Damien Patton will step down from Banjo, he announced in a blog post Monday. Last month, OneZero dug up old court documents and news articles from the 1990s that revealed Patton had been a KKK member and previously pled guilty to aiding a drive-by synagogue shooting at age 17.
Following OneZero's reporting, the state of Utah suspended a $20.1 million contract with Banjo signed in 2019.
Patton testified in a 1992 trial that he was part of a white supremacist group who "believe that the Blacks and the Jews are taking over America, and it's our job to take America back for the White race." Patton pled guilty to "juvenile delinquency" for driving a KKK member armed with a pistol to a Nashville synagogue, where the gunman shot out the building's front windows, according to a 1992 article in The Tennessean .

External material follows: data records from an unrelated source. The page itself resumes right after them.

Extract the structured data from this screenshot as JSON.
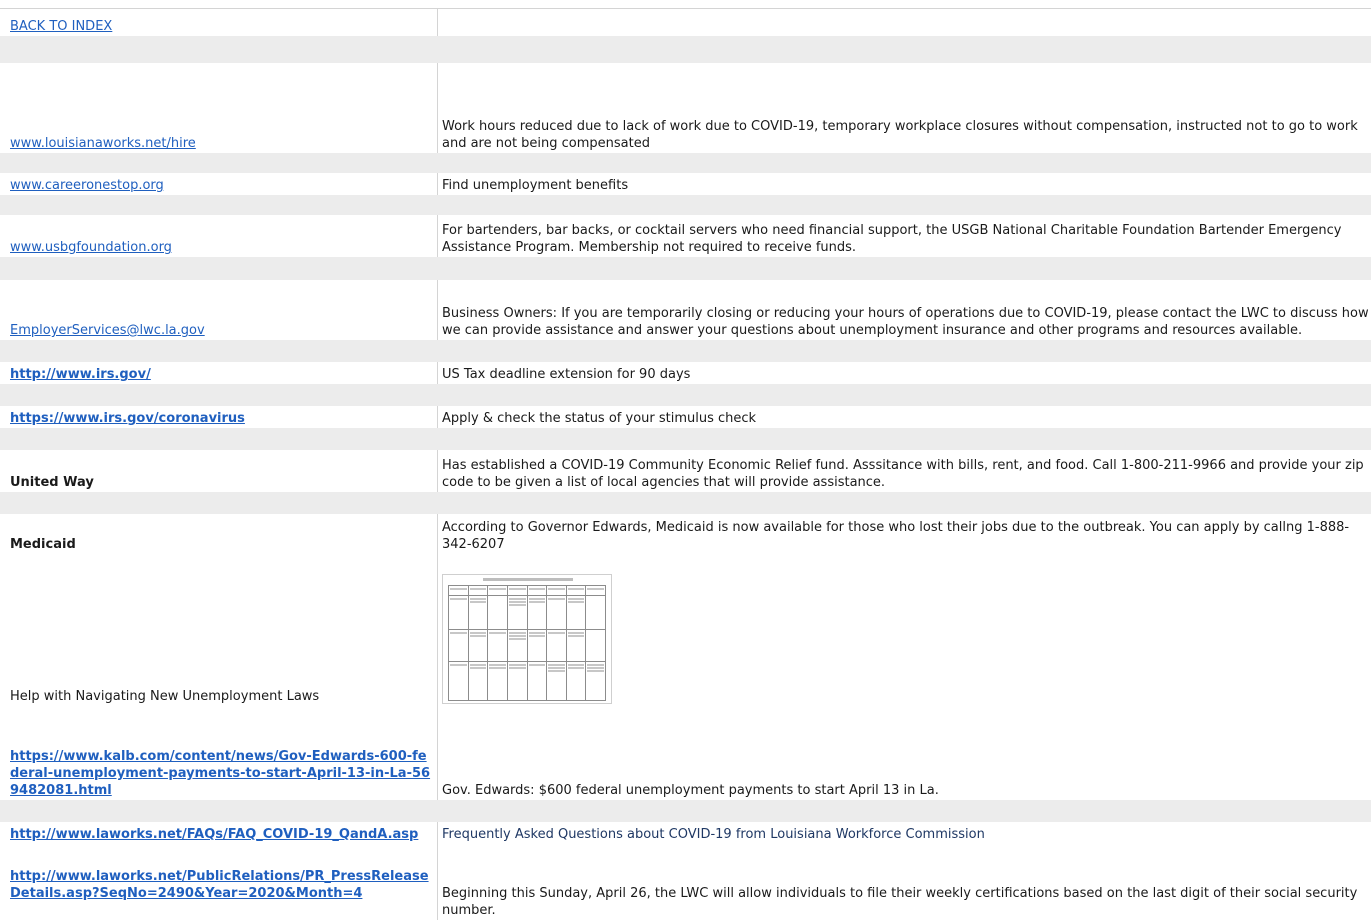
{
  "rows": {
    "back": {
      "label": "BACK TO INDEX "
    },
    "r1": {
      "link": "www.louisianaworks.net/hire ",
      "desc": "Work hours reduced due to lack of work due to COVID-19, temporary workplace closures without compensation, instructed not to go to work and are not being compensated"
    },
    "r2": {
      "link": "www.careeronestop.org",
      "desc": "Find unemployment benefits"
    },
    "r3": {
      "link": "www.usbgfoundation.org",
      "desc": "For bartenders, bar backs, or cocktail servers who need financial support, the USGB National Charitable Foundation Bartender Emergency Assistance Program.  Membership not required to receive funds."
    },
    "r4": {
      "link": "EmployerServices@lwc.la.gov",
      "desc": "Business Owners:  If you are temporarily closing or reducing your hours of operations due to COVID-19, please contact the LWC to discuss how we can provide assistance and answer your questions about unemployment insurance and other programs and resources available."
    },
    "r5": {
      "link": "http://www.irs.gov/",
      "desc": "US Tax deadline extension for 90 days"
    },
    "r6": {
      "link": "https://www.irs.gov/coronavirus",
      "desc": "Apply & check the status of your stimulus check"
    },
    "r7": {
      "label": "United Way",
      "desc": "Has established a COVID-19 Community Economic Relief fund.  Asssitance with bills, rent, and food.  Call 1-800-211-9966 and provide your zip code to be given a list of local agencies that will provide assistance."
    },
    "r8": {
      "label": "Medicaid",
      "desc": "According to Governor Edwards, Medicaid is now available for those who lost their jobs due to the outbreak.  You can apply by callng 1-888-342-6207"
    },
    "r9": {
      "label": "Help with Navigating New Unemployment Laws"
    },
    "r10": {
      "link": "https://www.kalb.com/content/news/Gov-Edwards-600-federal-unemployment-payments-to-start-April-13-in-La-569482081.html",
      "desc": "Gov. Edwards: $600 federal unemployment payments to start April 13 in La."
    },
    "r11": {
      "link": "http://www.laworks.net/FAQs/FAQ_COVID-19_QandA.asp",
      "desc": "Frequently Asked Questions about COVID-19 from Louisiana Workforce Commission"
    },
    "r12": {
      "link": "http://www.laworks.net/PublicRelations/PR_PressReleaseDetails.asp?SeqNo=2490&Year=2020&Month=4",
      "desc": "Beginning this Sunday, April 26, the LWC will allow individuals to file their weekly certifications based on the last digit of their social security number."
    }
  },
  "colors": {
    "link": "#1f5fbf",
    "band": "#ececec",
    "grid": "#d4d4d4",
    "navy_text": "#1f3864"
  },
  "icons": {
    "embedded_table": "spreadsheet-thumbnail"
  }
}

After OneZero's investigation was published, Patton apologized in a statement to Business Insider, disavowing his past ties to the KKK and claiming that he sought refuge in white supremacist groups after being abused as a child.
But Patton never mentioned his violent history during his years as the public-facing head of Banjo. He founded Banjo in 2010, and the AI-powered crime reports tool went on to raise over $120 million from backers including SoftBank. Patton garnered media coverage from outlets including The Wall Street Journal and The New York Times , but his criminal history didn't surface until last month, due in part to the fact that his last name was misspelled on two court filings.
In the blog post announcing his resignation, Patton said he will be replaced by the company's current CTO, Justin Lindsey.
"I am confident Banjo's greatest days are still ahead, and will do everything in my power to ensure our mission succeeds," Patton said. "However, under the current circumstances, I believe Banjo's best path forward is under different leadership."